Israel May Cut Ties with the Who in Wake of Agency’s Latest Vote

The World Health Organization has once again adopted a resolution critical of Israel, and as a result, the Jewish state may cease cooperating with the U.N. agency.

The latest anti-Israel resolution, which has become a yearly WHO “tradition,” was adopted at the agency’s annual General Assembly here with 90 states supporting the measure. Only Israel and the United States dissented.

The resolution condemns Israel for allegedly neglecting the health needs of Palestinians in the administered territories. It accuses Israel of not abiding by the Fourth Geneva Convention of 1949, which refers to the treatment of civilian populations under military occupation, and raises the issue of Jewish settlements.

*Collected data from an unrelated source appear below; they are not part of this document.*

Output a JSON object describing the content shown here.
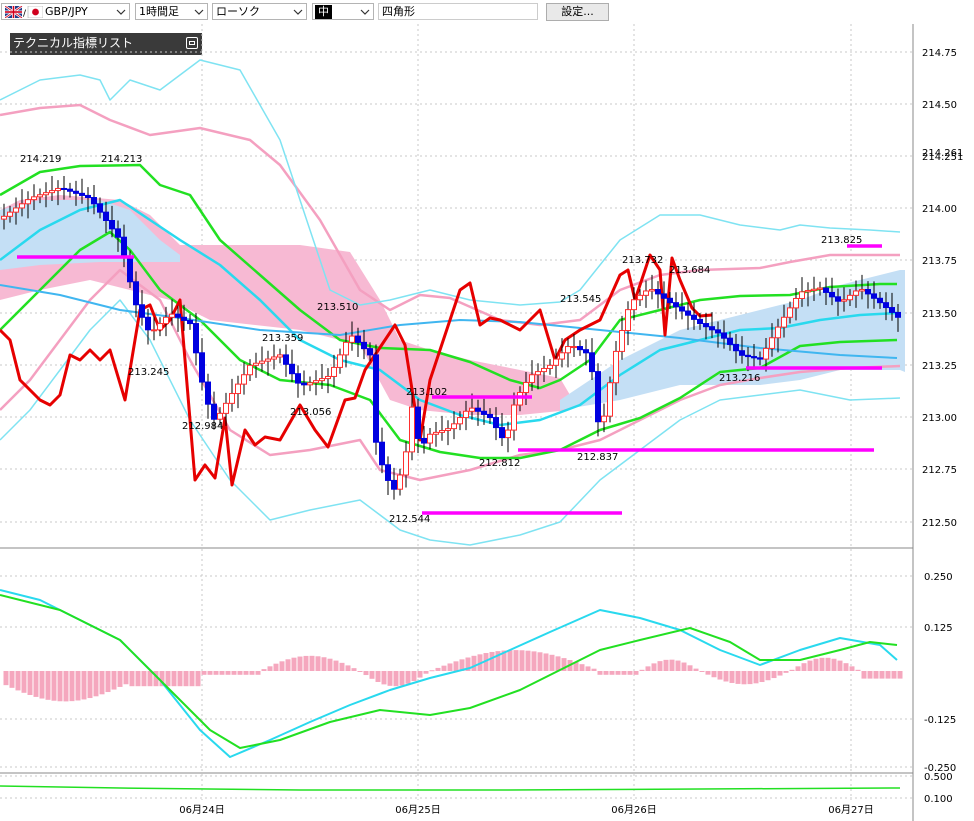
{
  "toolbar": {
    "pair": "GBP/JPY",
    "timeframe": "1時間足",
    "chart_style": "ローソク",
    "mode": "中",
    "draw_tool": "四角形",
    "settings": "設定..."
  },
  "tech_list": {
    "label": "テクニカル指標リスト"
  },
  "chart_data": [
    {
      "type": "candlestick",
      "title": "",
      "indicators": [
        "bollinger-bands",
        "ichimoku-cloud",
        "moving-averages",
        "rsi-style-line"
      ],
      "price_range": [
        212.45,
        214.86
      ],
      "y_ticks": [
        "214.75",
        "214.50",
        "214.261",
        "214.251",
        "214.00",
        "213.75",
        "213.50",
        "213.25",
        "213.00",
        "212.75",
        "212.50"
      ],
      "x_ticks": [
        "06月24日",
        "06月25日",
        "06月26日",
        "06月27日"
      ],
      "annotations": [
        "214.219",
        "214.213",
        "213.245",
        "212.984",
        "213.359",
        "213.056",
        "213.510",
        "213.102",
        "212.544",
        "212.812",
        "213.545",
        "212.837",
        "213.732",
        "213.684",
        "213.825",
        "213.216"
      ],
      "colors": {
        "bullish": "#ff2f2f",
        "bearish": "#0000e0",
        "bb_outer": "#7fe3f2",
        "bb_mid": "#f4a0c0",
        "mid_band": "#22e022",
        "ma_cyan": "#29d9ee",
        "ma_blue": "#40b6f0",
        "line_red": "#e60000",
        "cloud_pink": "#f7b9d3",
        "cloud_blue": "#c4dff5",
        "level_lines": "#ff00ff"
      }
    },
    {
      "type": "macd",
      "y_ticks": [
        "0.250",
        "0.125",
        "-0.125",
        "-0.250"
      ],
      "colors": {
        "histogram": "#f5a7be",
        "signal": "#22e022",
        "macd": "#29d9ee"
      }
    },
    {
      "type": "line",
      "y_ticks": [
        "0.500",
        "0.100"
      ],
      "colors": {
        "line": "#22e022"
      }
    }
  ]
}
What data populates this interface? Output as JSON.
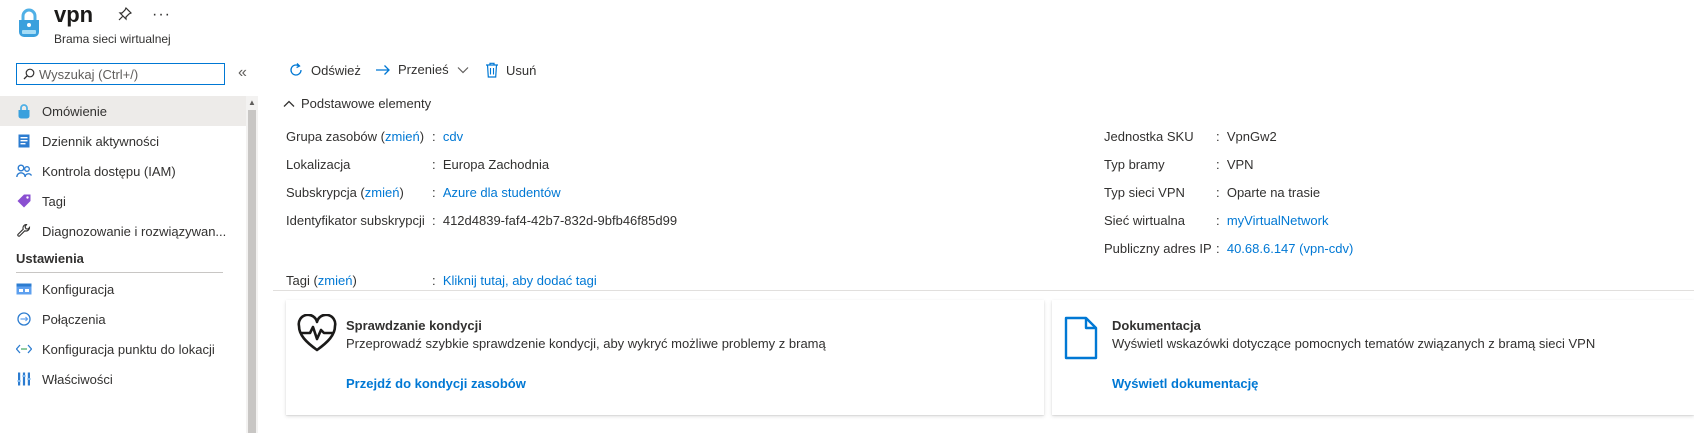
{
  "header": {
    "title": "vpn",
    "subtitle": "Brama sieci wirtualnej"
  },
  "sidebar": {
    "search_placeholder": "Wyszukaj (Ctrl+/)",
    "items": [
      {
        "label": "Omówienie",
        "icon": "vpn-lock-icon"
      },
      {
        "label": "Dziennik aktywności",
        "icon": "activity-log-icon"
      },
      {
        "label": "Kontrola dostępu (IAM)",
        "icon": "people-icon"
      },
      {
        "label": "Tagi",
        "icon": "tag-icon"
      },
      {
        "label": "Diagnozowanie i rozwiązywan...",
        "icon": "wrench-icon"
      }
    ],
    "settings_header": "Ustawienia",
    "settings_items": [
      {
        "label": "Konfiguracja",
        "icon": "config-icon"
      },
      {
        "label": "Połączenia",
        "icon": "connections-icon"
      },
      {
        "label": "Konfiguracja punktu do lokacji",
        "icon": "p2s-icon"
      },
      {
        "label": "Właściwości",
        "icon": "properties-icon"
      }
    ]
  },
  "toolbar": {
    "refresh": "Odśwież",
    "move": "Przenieś",
    "delete": "Usuń"
  },
  "essentials": {
    "header": "Podstawowe elementy",
    "change": "zmień",
    "left": [
      {
        "label_pre": "Grupa zasobów (",
        "label_post": ")",
        "value": "cdv",
        "value_link": true,
        "has_change": true
      },
      {
        "label_pre": "Lokalizacja",
        "label_post": "",
        "value": "Europa Zachodnia",
        "value_link": false,
        "has_change": false
      },
      {
        "label_pre": "Subskrypcja (",
        "label_post": ")",
        "value": "Azure dla studentów",
        "value_link": true,
        "has_change": true
      },
      {
        "label_pre": "Identyfikator subskrypcji",
        "label_post": "",
        "value": "412d4839-faf4-42b7-832d-9bfb46f85d99",
        "value_link": false,
        "has_change": false
      }
    ],
    "right": [
      {
        "label": "Jednostka SKU",
        "value": "VpnGw2",
        "value_link": false
      },
      {
        "label": "Typ bramy",
        "value": "VPN",
        "value_link": false
      },
      {
        "label": "Typ sieci VPN",
        "value": "Oparte na trasie",
        "value_link": false
      },
      {
        "label": "Sieć wirtualna",
        "value": "myVirtualNetwork",
        "value_link": true
      },
      {
        "label": "Publiczny adres IP",
        "value": "40.68.6.147 (vpn-cdv)",
        "value_link": true
      }
    ],
    "tags": {
      "label_pre": "Tagi (",
      "label_post": ")",
      "value": "Kliknij tutaj, aby dodać tagi"
    }
  },
  "cards": [
    {
      "title": "Sprawdzanie kondycji",
      "desc": "Przeprowadź szybkie sprawdzenie kondycji, aby wykryć możliwe problemy z bramą",
      "link": "Przejdź do kondycji zasobów",
      "icon": "heart-pulse-icon"
    },
    {
      "title": "Dokumentacja",
      "desc": "Wyświetl wskazówki dotyczące pomocnych tematów związanych z bramą sieci VPN",
      "link": "Wyświetl dokumentację",
      "icon": "document-icon"
    }
  ],
  "colors": {
    "accent": "#0078d4",
    "selected_bg": "#edebe9"
  }
}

But Israel’s ambassador to the United Nations in Geneva, Yitzhak Lior, said Israel this year warned the WHO in advance that if a political resolution were adopted by an organization that is supposed to deal with health issues, not politics, Israel would reconsider cooperating with it.

The resolution was co-sponsored by the Arab states, France, Luxembourg, Switzerland, Sweden and Greece.

It expresses “deep concern at the negative effects of the practices of the occupying power against the Palestinian people in the field of health during the intifada, at a time when social and economic conditions in the territories are deteriorating.”

It regrets “the refusal of the Israeli authorities to allow experts to visit the occupied Arab territories” and deplores “the continuing deterioration of the situation, which seriously affects the living conditions of the people, compromises permanently the future of Palestinian society and prevents the economic and social development of the territories.”